Keeping the above discussion in mind, we must recognise that the name 'Prayag' has a very specific meaning in Indian consciousness. It always has. It derives its meaning through the shared memory of a 5,000 year-plus civilisation. The memory of what Diana Eck calls 'A Sacred Geography' is etched into Indian nation’s consciousness. Each and every element of this sacred geography is divine. As Eck puts it, “…mountains, rivers, forests and villages are elaborately linked to the stories of the gods and heroes. The land bears traces of the gods and the footprints of the heroes. Every place has its own story, and conversely, every story in the vast storehouse of myth and legend has its place.”

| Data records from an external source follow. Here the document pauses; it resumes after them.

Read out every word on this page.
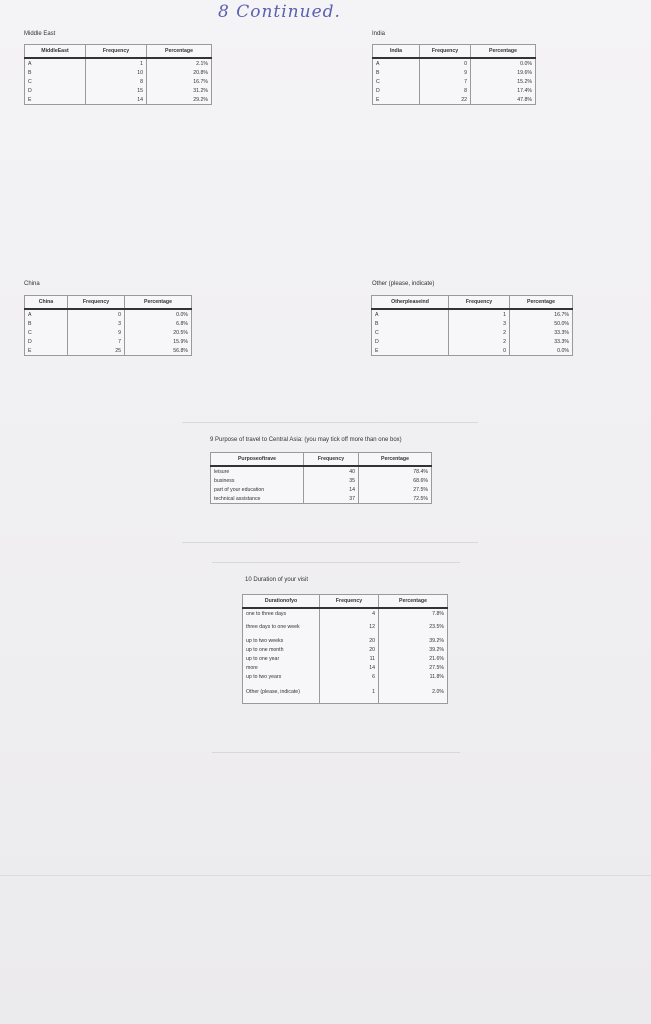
8 Continued.
Middle East
MiddleEast	Frequency	Percentage
A	1	2.1%
B	10	20.8%
C	8	16.7%
D	15	31.2%
E	14	29.2%
India
India	Frequency	Percentage
A	0	0.0%
B	9	19.6%
C	7	15.2%
D	8	17.4%
E	22	47.8%
China
China	Frequency	Percentage
A	0	0.0%
B	3	6.8%
C	9	20.5%
D	7	15.9%
E	25	56.8%
Other (please, indicate)
Otherpleaseind	Frequency	Percentage
A	1	16.7%
B	3	50.0%
C	2	33.3%
D	2	33.3%
E	0	0.0%
9 Purpose of travel to Central Asia: (you may tick off more than one box)
Purposeoftrave	Frequency	Percentage
leisure	40	78.4%
business	35	68.6%
part of your education	14	27.5%
technical assistance	37	72.5%
10 Duration of your visit
Durationofyo	Frequency	Percentage
one to three days	4	7.8%
three days to one week	12	23.5%
up to two weeks	20	39.2%
up to one month	20	39.2%
up to one year	11	21.6%
more	14	27.5%
up to two years	6	11.8%
Other (please, indicate)	1	2.0%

So does the legend of Prayag.
This is where the triveni is, the sacred confluence of the three rivers Ganga, Yamuna, and Saraswati. This is where the fabled amrit had fallen. For the longest time, others kept telling us that Saraswati was a mythical river. But there was never a doubt in the collective consciousness of the sea of humanity that gathered here day after day, year after year, generation after generation, to take a holy dip at the confluence. This is where those who bathe rise straight up to heaven, declare the legends.
Prayag is the also known as the Tirtharaja, the king of the tirthas. Hence, it is also called Prayagraja. According to the Skandpurana, Prayagraja is a great sacred place where all desires get fulfilled and devotees attain moksha. Prayag is also the site of the Kumbha Mela where millions from all corners gather every 12 years to take a holy dip in the triveni and perform many of the rituals of mundan (shaving one’s head), snan (holy dip in the sacred rivers), tarpan (offerings to ancestors) and daan (charity).
Those who renamed Prayag to Allahabad must have had their reasons. But whatever their reason, Prayag never ceased to exist. Not from memory, nor physically.
At the same time, the name Allahabad never evoked any of those civilizational memories. Additionally, it couldn’t erase those memories either. Allahabad and Prayag stood side by side for many years, much like some of the holiest of Hindu sites still share space with others.
However, it is only of a matter of time that these encroached-on spaces would eventually be reclaimed again as well. For this is not just a quest for identity, it is much deeper than that. It is a journey of ‘self-realisation’.